JAKARTA – Menteri Komunikasi dan Digital (Komdigi) Meutya Hafid mengungkapkan bahwa sebanyak 45 persen anak-anak di Indonesia menjadi korban bullying atau perundungan melalui chatting.
Dalam sambutan di acara Hari Anak Sedunia, Meutya menuturkan bahwa hal tersebut diketahui berdasarkan data terbaru United Nations Children’s Fund (UNICEF).
“Bullying kurang lebih 45 persen, ini juga data yang kita pegang saat ini, yang dilakukan melalui aplikasi digital, khususnya chatting,” ucap Meutya, di Hotel Lumire, Jakarta Pusat, Kamis (20/11/2025).
Meutya menyebutkan, konten-konten negatif di ruang digital akan membawa dampak buruk bagi perkembangan sosial dan emosional anak.
“Rata-rata anak-anak yang terpapar hal-hal yang negatif itu menjadi cenderung mudah marah, emosional, terpapar konten-konten negatif, dan sebagainya,” tutur dia.
Meutya mengakui, hatinya sangat menciut ketika melihat data yang memperlihatkan mulai masifnya anak-anak Indonesia menggunakan internet.
“Saya lagi pilih-pilih, karena ini data-datanya memang banyak yang membuat hati kita bisa menjadi ciut,” ucapnya.
Ia berharap, para orang tua memberikan pemahaman bahwa berselancar di dunia digital itu sangat tidak ramah anak dan berisiko tinggi.

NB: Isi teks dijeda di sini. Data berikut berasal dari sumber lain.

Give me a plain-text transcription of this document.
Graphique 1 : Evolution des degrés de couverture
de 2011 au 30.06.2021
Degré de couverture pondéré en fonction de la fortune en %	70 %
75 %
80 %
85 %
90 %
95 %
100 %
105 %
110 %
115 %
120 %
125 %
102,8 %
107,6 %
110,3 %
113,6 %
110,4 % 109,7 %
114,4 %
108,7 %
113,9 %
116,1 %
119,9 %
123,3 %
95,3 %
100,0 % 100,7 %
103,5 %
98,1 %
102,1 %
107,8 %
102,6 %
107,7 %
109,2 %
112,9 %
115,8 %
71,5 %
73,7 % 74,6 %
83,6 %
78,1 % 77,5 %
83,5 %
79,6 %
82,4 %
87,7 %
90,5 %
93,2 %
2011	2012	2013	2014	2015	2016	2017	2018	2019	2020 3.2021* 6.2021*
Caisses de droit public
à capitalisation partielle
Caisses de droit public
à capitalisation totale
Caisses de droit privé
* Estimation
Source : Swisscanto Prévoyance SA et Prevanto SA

Pasalnya, saat ini masih banyak ditemukan orang tua yang abai dan membiarkan anaknya menggunakan gadget secara bebas.
50 Persen Anak Pernah Terpapar Konten Dewasa
Kepada Bergelora.com di Jakarta.dilaporkan, Meutya Hafid menyampaikan bahwa menurut data United Nations Children’s Fund (Unicef), anak-anak Indonesia menggunakan internet selama 5,4 jam per hari. Meutya mengatakan, sebanyak 50 persen anak-anak yang berselancar di media sosial pernah terpapar konten dewasa.
“Anak-anak kita itu menurut Unicef menggunakan internet 5,4 jam per hari. Kemudian, 50 persen mengaku pernah terpapar konten dewasa,” kata Meutya
Meutya mengatakan, data-data yang diperoleh dari dari Unicef itu menunjukkan bahwa penggunaan internet pada anak cukup mengkahawatirkan.
Menurut Meutya, anak-anak perlu diberikan pemahaman bahwa berlari di dunia digital itu sangat kencang dan penuh tantangan.
“Berjalan sendirian saja itu ibarat kita mengabaikan. Ini anak-anak kita berlari di ranah yang tidak ramah kepada anak, dan orang tua atau sebagian besar orang tua masih membiarkan anak-anak kita berlari sendirian di ranah itu,” ucap dia.
Di sisi lain, Meutya tidak memungkiri bahwa ada banyak juga anak-anak yang melakukan hal-hal yang baik dan mendapatkan ilmu-ilmu yang bermanfaat melalui digital. (Enrico N. Abdielli)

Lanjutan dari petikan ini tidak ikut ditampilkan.